Heartbeat-2 on Dom0
These instructions will help you setup heartbeat-2 to run on a sarge system. Although this guide uses the CRM to configure heartbeat-2, since no OCF scripts are used, many of the advanced heartbeat-2 features, like monitoring, are unavailable. Documentation for writing OCF resource scripts is mostly non-existent and right now, I don't have the time to experiment. In the future, I'd like to come back to this problem because monitoring would allow for the health of each domain to be known and appropriate action to be taken.
Install
Grab the latest Ultra Monkey heartbeat-2 backport for Debian Sarge.
wget [1]
Install it. If it complains about unsatisfied dependencies, that's okay.
dpkg -i heartbeat-2_2.0.2-4bpo1_i386.deb
Run aptitude and install heartbeat-2's unsatisfied dependencies.
Configure
There are three files to create in /etc/ha.d:
- authkeys -- network authentication
- ha.cf -- heartbeat configuration
- haresources -- resources being served
I'm not going into a full explanation of everything. Heartbeat is sophisticated software and you should take some time to read the docs at Linux-HA.
# /etc/ha.d/authkeys # auth 1 1 sha1 SecretPassphraseStuff
# /etc/ha.d/ha.cf # logfacility daemon # Log to syslog as facility "daemon" crm yes # use the new Cluster Resource Manager keepalive 1 # Send one heartbeat each second warntime 3 # How long before issuing "late heartbeat" warning? deadtime 10 # Declare nodes dead after 10 seconds initdead 90 # Dead time for when things first come up bcast eth0 eth1 # Broadcast heartbeats on eth0 and eth1 interfaces auto_failback no # Don't fail back to paul automatically node xena xeno # List our cluster members #ping 1.2.3.254 # Ping our router to monitor ethernet connectivity #respawn hacluster /usr/lib/heartbeat/ipfail # Failover on network failures
We are running heartbeat-2 because we want to use some of the new resource monitoring features. This means /etc/ha.d/haresources isn't used by heartbeat to configure resources. Instead the new cluster resource manager (CRM) uses some difficult to read/write XML and our resource scripts have to conform to the OCF specifications (which are poorly documented). Heartbeat-2 ships with a script to convert the haresources file for use by the CRM. However, the configuration file it generates uses the old style heartbeat resource scripts and so don't support the monitor operation. It's my hope going through this process brings me at least a little closer to the heartbeat-2 system i envision.
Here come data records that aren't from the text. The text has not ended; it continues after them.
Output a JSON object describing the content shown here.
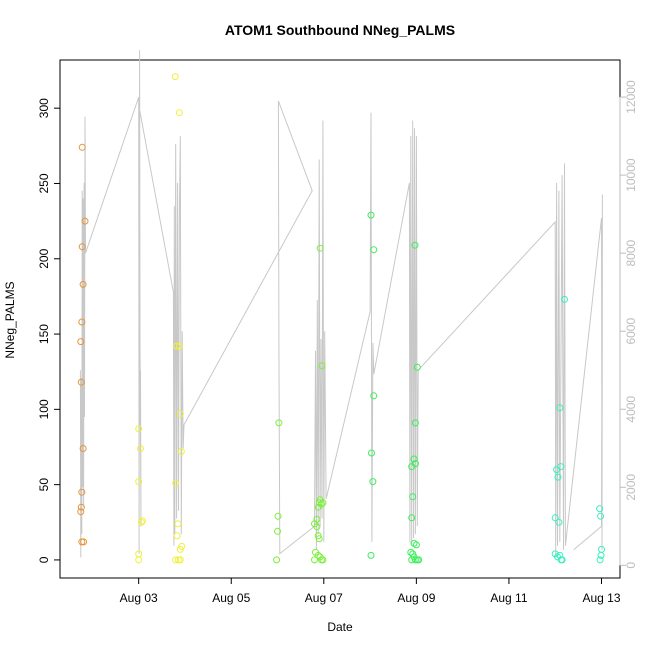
{
  "chart_data": {
    "type": "scatter",
    "title": "ATOM1 Southbound NNeg_PALMS",
    "xlabel": "Date",
    "ylabel": "NNeg_PALMS",
    "xlim": [
      1.3,
      13.4
    ],
    "ylim": [
      -12,
      332
    ],
    "x_ticks": [
      {
        "value": 3,
        "label": "Aug 03"
      },
      {
        "value": 5,
        "label": "Aug 05"
      },
      {
        "value": 7,
        "label": "Aug 07"
      },
      {
        "value": 9,
        "label": "Aug 09"
      },
      {
        "value": 11,
        "label": "Aug 11"
      },
      {
        "value": 13,
        "label": "Aug 13"
      }
    ],
    "y_ticks": [
      0,
      50,
      100,
      150,
      200,
      250,
      300
    ],
    "y2lim": [
      -325,
      12950
    ],
    "y2_ticks": [
      0,
      2000,
      4000,
      6000,
      8000,
      10000,
      12000
    ],
    "y2_color": "#bdbdbd",
    "grid": false,
    "series": [
      {
        "color": "#e8953a",
        "points": [
          [
            1.78,
            274
          ],
          [
            1.78,
            208
          ],
          [
            1.8,
            183
          ],
          [
            1.77,
            158
          ],
          [
            1.75,
            145
          ],
          [
            1.76,
            118
          ],
          [
            1.8,
            74
          ],
          [
            1.77,
            45
          ],
          [
            1.76,
            35
          ],
          [
            1.75,
            32
          ],
          [
            1.77,
            12
          ],
          [
            1.81,
            12
          ],
          [
            1.84,
            225
          ]
        ]
      },
      {
        "color": "#f0f03a",
        "points": [
          [
            3.0,
            87
          ],
          [
            3.04,
            74
          ],
          [
            3.0,
            52
          ],
          [
            3.08,
            26
          ],
          [
            3.06,
            25
          ],
          [
            3.0,
            4
          ],
          [
            3.0,
            0
          ],
          [
            3.79,
            321
          ],
          [
            3.88,
            297
          ],
          [
            3.82,
            142
          ],
          [
            3.88,
            142
          ],
          [
            3.9,
            97
          ],
          [
            3.92,
            72
          ],
          [
            3.8,
            51
          ],
          [
            3.85,
            24
          ],
          [
            3.83,
            16
          ],
          [
            3.93,
            9
          ],
          [
            3.9,
            7
          ],
          [
            3.8,
            0
          ],
          [
            3.86,
            0
          ],
          [
            3.9,
            0
          ]
        ]
      },
      {
        "color": "#7cf03a",
        "points": [
          [
            6.03,
            91
          ],
          [
            6.01,
            29
          ],
          [
            6.0,
            19
          ],
          [
            5.98,
            0
          ],
          [
            6.8,
            24
          ],
          [
            6.85,
            22
          ],
          [
            6.88,
            35
          ],
          [
            6.9,
            38
          ],
          [
            6.92,
            40
          ],
          [
            6.95,
            37
          ],
          [
            6.98,
            38
          ],
          [
            6.85,
            27
          ],
          [
            6.88,
            16
          ],
          [
            6.9,
            14
          ],
          [
            6.82,
            5
          ],
          [
            6.88,
            3
          ],
          [
            6.92,
            2
          ],
          [
            6.95,
            0
          ],
          [
            6.98,
            0
          ],
          [
            6.8,
            0
          ],
          [
            6.92,
            207
          ],
          [
            6.96,
            129
          ]
        ]
      },
      {
        "color": "#3af05a",
        "points": [
          [
            8.02,
            229
          ],
          [
            8.08,
            206
          ],
          [
            8.08,
            109
          ],
          [
            8.03,
            71
          ],
          [
            8.06,
            52
          ],
          [
            8.02,
            3
          ],
          [
            8.9,
            62
          ],
          [
            8.95,
            67
          ],
          [
            8.98,
            64
          ],
          [
            8.92,
            42
          ],
          [
            8.9,
            28
          ],
          [
            8.95,
            11
          ],
          [
            9.0,
            10
          ],
          [
            8.88,
            5
          ],
          [
            8.92,
            4
          ],
          [
            8.95,
            2
          ],
          [
            8.98,
            0
          ],
          [
            9.02,
            0
          ],
          [
            9.05,
            0
          ],
          [
            8.9,
            0
          ],
          [
            8.97,
            209
          ],
          [
            9.02,
            128
          ],
          [
            8.98,
            91
          ]
        ]
      },
      {
        "color": "#3af0c0",
        "points": [
          [
            12.03,
            60
          ],
          [
            12.06,
            55
          ],
          [
            12.12,
            62
          ],
          [
            12.0,
            28
          ],
          [
            12.08,
            25
          ],
          [
            12.1,
            101
          ],
          [
            12.2,
            173
          ],
          [
            12.0,
            4
          ],
          [
            12.05,
            2
          ],
          [
            12.1,
            3
          ],
          [
            12.13,
            0
          ],
          [
            12.15,
            0
          ],
          [
            12.96,
            34
          ],
          [
            12.98,
            29
          ],
          [
            13.0,
            7
          ],
          [
            12.99,
            3
          ],
          [
            12.97,
            0
          ]
        ]
      }
    ],
    "line_series": {
      "color": "#c8c8c8",
      "axis": "right",
      "points": [
        [
          1.74,
          5000
        ],
        [
          1.75,
          200
        ],
        [
          1.76,
          4800
        ],
        [
          1.77,
          800
        ],
        [
          1.78,
          9600
        ],
        [
          1.79,
          2000
        ],
        [
          1.8,
          9400
        ],
        [
          1.81,
          1500
        ],
        [
          1.82,
          9800
        ],
        [
          1.83,
          3800
        ],
        [
          1.84,
          11500
        ],
        [
          1.85,
          8000
        ],
        [
          3.0,
          12000
        ],
        [
          3.01,
          300
        ],
        [
          3.02,
          13200
        ],
        [
          3.03,
          3600
        ],
        [
          3.04,
          5000
        ],
        [
          3.05,
          1000
        ],
        [
          3.0,
          11800
        ],
        [
          3.75,
          7000
        ],
        [
          3.76,
          500
        ],
        [
          3.77,
          9200
        ],
        [
          3.78,
          800
        ],
        [
          3.8,
          10800
        ],
        [
          3.82,
          1200
        ],
        [
          3.84,
          9800
        ],
        [
          3.86,
          1400
        ],
        [
          3.88,
          9000
        ],
        [
          3.9,
          11000
        ],
        [
          3.92,
          800
        ],
        [
          3.94,
          6000
        ],
        [
          3.96,
          3000
        ],
        [
          3.98,
          3600
        ],
        [
          6.75,
          9600
        ],
        [
          6.02,
          11900
        ],
        [
          6.03,
          5700
        ],
        [
          6.05,
          300
        ],
        [
          6.8,
          1000
        ],
        [
          6.82,
          5500
        ],
        [
          6.84,
          400
        ],
        [
          6.86,
          6800
        ],
        [
          6.88,
          800
        ],
        [
          6.9,
          10400
        ],
        [
          6.92,
          1000
        ],
        [
          6.94,
          5800
        ],
        [
          6.96,
          1200
        ],
        [
          6.98,
          11400
        ],
        [
          7.0,
          600
        ],
        [
          7.02,
          6000
        ],
        [
          7.05,
          1700
        ],
        [
          8.0,
          6500
        ],
        [
          8.02,
          11600
        ],
        [
          8.04,
          600
        ],
        [
          8.06,
          5700
        ],
        [
          8.08,
          4900
        ],
        [
          8.85,
          9800
        ],
        [
          8.86,
          600
        ],
        [
          8.88,
          11000
        ],
        [
          8.9,
          500
        ],
        [
          8.92,
          11400
        ],
        [
          8.94,
          700
        ],
        [
          8.96,
          11200
        ],
        [
          8.98,
          800
        ],
        [
          9.0,
          11000
        ],
        [
          9.02,
          1000
        ],
        [
          9.04,
          5000
        ],
        [
          12.0,
          8800
        ],
        [
          12.01,
          200
        ],
        [
          12.03,
          9800
        ],
        [
          12.05,
          500
        ],
        [
          12.08,
          9600
        ],
        [
          12.1,
          600
        ],
        [
          12.15,
          10000
        ],
        [
          12.18,
          400
        ],
        [
          12.2,
          10300
        ],
        [
          12.22,
          500
        ],
        [
          13.0,
          8900
        ],
        [
          13.01,
          400
        ],
        [
          13.02,
          9500
        ],
        [
          13.0,
          1000
        ],
        [
          12.4,
          400
        ]
      ]
    }
  }
}
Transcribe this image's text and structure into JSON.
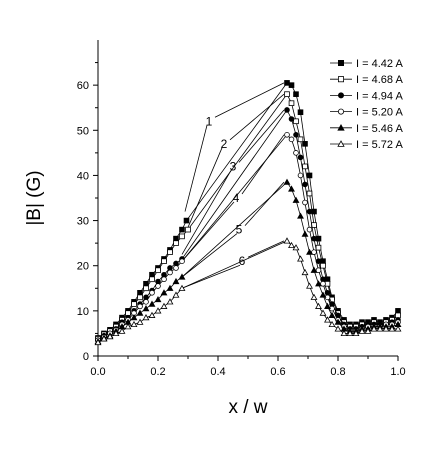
{
  "chart_data": {
    "type": "line",
    "xlabel": "x / w",
    "ylabel": "|B| (G)",
    "xlim": [
      0.0,
      1.0
    ],
    "ylim": [
      0,
      70
    ],
    "xticks": [
      0.0,
      0.2,
      0.4,
      0.6,
      0.8,
      1.0
    ],
    "xtick_labels": [
      "0.0",
      "0.2",
      "0.4",
      "0.6",
      "0.8",
      "1.0"
    ],
    "yticks": [
      0,
      10,
      20,
      30,
      40,
      50,
      60
    ],
    "ytick_labels": [
      "0",
      "10",
      "20",
      "30",
      "40",
      "50",
      "60"
    ],
    "grid": false,
    "legend_position": "top-right",
    "series": [
      {
        "name": "I = 4.42 A",
        "marker": "square-filled",
        "x": [
          0.0,
          0.02,
          0.04,
          0.06,
          0.08,
          0.1,
          0.12,
          0.14,
          0.16,
          0.18,
          0.2,
          0.22,
          0.24,
          0.26,
          0.28,
          0.295,
          0.63,
          0.645,
          0.66,
          0.675,
          0.69,
          0.705,
          0.72,
          0.735,
          0.75,
          0.765,
          0.78,
          0.8,
          0.82,
          0.84,
          0.86,
          0.88,
          0.9,
          0.92,
          0.94,
          0.96,
          0.98,
          1.0
        ],
        "y": [
          4.0,
          5.0,
          5.8,
          7.0,
          8.5,
          10.0,
          12.0,
          14.0,
          16.0,
          18.0,
          19.5,
          21.5,
          23.5,
          26.0,
          28.0,
          30.0,
          60.5,
          60.0,
          58.0,
          54.0,
          47.0,
          40.0,
          32.0,
          26.0,
          21.0,
          17.0,
          13.0,
          10.0,
          8.0,
          7.0,
          7.0,
          7.5,
          7.5,
          8.0,
          7.5,
          8.0,
          8.5,
          10.0
        ]
      },
      {
        "name": "I = 4.68 A",
        "marker": "square-open",
        "x": [
          0.0,
          0.02,
          0.04,
          0.06,
          0.08,
          0.1,
          0.12,
          0.14,
          0.16,
          0.18,
          0.2,
          0.22,
          0.24,
          0.26,
          0.28,
          0.3,
          0.63,
          0.645,
          0.66,
          0.675,
          0.69,
          0.705,
          0.72,
          0.735,
          0.75,
          0.765,
          0.78,
          0.8,
          0.82,
          0.84,
          0.86,
          0.88,
          0.9,
          0.92,
          0.94,
          0.96,
          0.98,
          1.0
        ],
        "y": [
          3.8,
          4.8,
          5.5,
          6.5,
          8.0,
          9.5,
          11.5,
          13.0,
          15.0,
          17.0,
          19.0,
          21.0,
          23.0,
          25.0,
          26.5,
          28.0,
          58.0,
          56.0,
          52.0,
          48.0,
          42.0,
          36.0,
          29.0,
          24.0,
          20.0,
          16.0,
          12.5,
          9.5,
          7.5,
          6.5,
          6.5,
          7.0,
          7.0,
          7.5,
          7.0,
          7.5,
          8.0,
          9.0
        ]
      },
      {
        "name": "I = 4.94 A",
        "marker": "circle-filled",
        "x": [
          0.0,
          0.02,
          0.04,
          0.06,
          0.08,
          0.1,
          0.12,
          0.14,
          0.16,
          0.18,
          0.2,
          0.22,
          0.24,
          0.26,
          0.28,
          0.63,
          0.645,
          0.66,
          0.675,
          0.69,
          0.705,
          0.72,
          0.735,
          0.75,
          0.765,
          0.78,
          0.8,
          0.82,
          0.84,
          0.86,
          0.88,
          0.9,
          0.92,
          0.94,
          0.96,
          0.98,
          1.0
        ],
        "y": [
          3.5,
          4.5,
          5.0,
          6.0,
          7.5,
          8.5,
          10.0,
          11.5,
          13.0,
          14.5,
          16.5,
          18.0,
          19.5,
          20.5,
          21.5,
          54.5,
          52.5,
          49.0,
          44.0,
          38.0,
          32.0,
          26.0,
          21.0,
          17.0,
          14.0,
          11.5,
          9.0,
          7.0,
          6.0,
          6.0,
          6.5,
          7.0,
          7.0,
          7.0,
          7.0,
          7.5,
          8.0
        ]
      },
      {
        "name": "I = 5.20 A",
        "marker": "circle-open",
        "x": [
          0.0,
          0.02,
          0.04,
          0.06,
          0.08,
          0.1,
          0.12,
          0.14,
          0.16,
          0.18,
          0.2,
          0.22,
          0.24,
          0.26,
          0.28,
          0.63,
          0.645,
          0.66,
          0.675,
          0.69,
          0.705,
          0.72,
          0.735,
          0.75,
          0.765,
          0.78,
          0.8,
          0.82,
          0.84,
          0.86,
          0.88,
          0.9,
          0.92,
          0.94,
          0.96,
          0.98,
          1.0
        ],
        "y": [
          3.5,
          4.2,
          5.0,
          5.8,
          7.0,
          8.0,
          9.5,
          11.0,
          12.0,
          14.0,
          15.5,
          17.0,
          18.5,
          19.5,
          21.0,
          49.0,
          48.0,
          45.0,
          40.0,
          34.0,
          28.0,
          23.0,
          19.0,
          16.0,
          13.0,
          10.5,
          8.0,
          6.5,
          5.5,
          5.5,
          6.0,
          6.5,
          6.5,
          6.5,
          7.0,
          7.0,
          7.5
        ]
      },
      {
        "name": "I = 5.46 A",
        "marker": "triangle-filled",
        "x": [
          0.0,
          0.02,
          0.04,
          0.06,
          0.08,
          0.1,
          0.12,
          0.14,
          0.16,
          0.18,
          0.2,
          0.22,
          0.24,
          0.26,
          0.28,
          0.63,
          0.645,
          0.66,
          0.675,
          0.69,
          0.705,
          0.72,
          0.735,
          0.75,
          0.765,
          0.78,
          0.8,
          0.82,
          0.84,
          0.86,
          0.88,
          0.9,
          0.92,
          0.94,
          0.96,
          0.98,
          1.0
        ],
        "y": [
          3.2,
          4.0,
          4.5,
          5.5,
          6.5,
          7.5,
          8.5,
          9.5,
          10.5,
          11.5,
          12.5,
          14.0,
          15.0,
          16.5,
          17.5,
          38.5,
          37.0,
          34.5,
          31.0,
          27.0,
          23.0,
          19.0,
          16.0,
          13.5,
          11.0,
          9.0,
          7.5,
          6.0,
          5.5,
          5.5,
          6.0,
          6.0,
          6.5,
          6.5,
          6.5,
          6.5,
          7.0
        ]
      },
      {
        "name": "I = 5.72 A",
        "marker": "triangle-open",
        "x": [
          0.0,
          0.02,
          0.04,
          0.06,
          0.08,
          0.1,
          0.12,
          0.14,
          0.16,
          0.18,
          0.2,
          0.22,
          0.24,
          0.26,
          0.28,
          0.63,
          0.645,
          0.66,
          0.675,
          0.69,
          0.705,
          0.72,
          0.735,
          0.75,
          0.765,
          0.78,
          0.8,
          0.82,
          0.84,
          0.86,
          0.88,
          0.9,
          0.92,
          0.94,
          0.96,
          0.98,
          1.0
        ],
        "y": [
          3.0,
          3.8,
          4.3,
          5.0,
          5.5,
          6.5,
          7.0,
          7.5,
          8.5,
          9.0,
          10.0,
          11.0,
          12.0,
          13.5,
          15.0,
          25.5,
          24.5,
          24.0,
          21.5,
          18.5,
          15.5,
          13.0,
          11.0,
          9.5,
          8.0,
          7.0,
          6.0,
          5.0,
          5.0,
          5.0,
          5.5,
          5.5,
          6.0,
          6.0,
          6.0,
          6.0,
          6.0
        ]
      }
    ],
    "annotations": [
      {
        "text": "1",
        "x": 0.37,
        "y": 52.0,
        "target_x": 0.29,
        "target_y": 32.0,
        "target2_x": 0.62,
        "target2_y": 60.5
      },
      {
        "text": "2",
        "x": 0.42,
        "y": 47.0,
        "target_x": 0.3,
        "target_y": 28.5,
        "target2_x": 0.62,
        "target2_y": 58.0
      },
      {
        "text": "3",
        "x": 0.45,
        "y": 42.0,
        "target_x": 0.28,
        "target_y": 22.5,
        "target2_x": 0.62,
        "target2_y": 54.5
      },
      {
        "text": "4",
        "x": 0.46,
        "y": 35.0,
        "target_x": 0.28,
        "target_y": 21.0,
        "target2_x": 0.62,
        "target2_y": 49.0
      },
      {
        "text": "5",
        "x": 0.47,
        "y": 28.0,
        "target_x": 0.28,
        "target_y": 17.5,
        "target2_x": 0.62,
        "target2_y": 38.5
      },
      {
        "text": "6",
        "x": 0.48,
        "y": 21.0,
        "target_x": 0.28,
        "target_y": 15.0,
        "target2_x": 0.62,
        "target2_y": 25.5
      }
    ]
  }
}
# /etc/ha.d/haresources # # !! NOTE: This file is not used directly by heartbeat-2. It must be # converted to XML for the CRM. Use the command below to # install the required XML file. # # # python /usr/lib/heartbeat/cts/haresources2cib.py > /var/lib/heartbeat/crm/cib.xml # node1 drbddisk::test xendomains::drbdtest
Create a resource.d script for heartbeat to control your Xen domains. Below is the script I'm using. It is a modified version of the one found in Setup guide: Active/Passive Redundancy using Xen, DRBD and Heartbeat posted to the Xen-users list. Since this is not an OCF script, it does not support the monitor function. I've created it as a starting point in getting the heartbeat system running.
#! /bin/bash
#
# /etc/ha.d/resource.d/xendomains
#
# heartbeat resource script to control Xen domains
#
PATH='/usr/local/sbin:/bin:/usr/sbin:/usr/bin'
RES="$1"
CMD="$2"
case "$CMD" in
start)
xm create $RES
;;
stop)
exec xm destroy $RES
;;
status)
xm list | awk '{print $1}' | grep $RES > /dev/null
if [ $? -eq 0 ] ; then
echo 'running'
else
echo 'stopped'
fi
;;
*)
echo "Usage: xendomain [domain] {start|stop|status}"
exit 1
;;
esac
exit 0
Test
Make sure you've place all the configuration files and the xendomains script onto all the heartbeat nodes.
To test the resource scripts you can run the following commands checking the status of cat /proc/drbd and xm list.
/etc/ha.d/resource.d/drbddisk testdisk start cat /proc/drbd /etc/ha.d/resource.d/xendomains testdom start xm list /etc/ha.d/resource.d/xendomains testdom stop xm list /etc/ha.d/resource.d/drbddisk r0 stop cat /proc/drbd
If everything looks good, start heartbeat on both machines. See if the primary node has started up the VM and then restart heartbeat on that machine so the resources transition over to the other machine. See if the other machine has the VM running.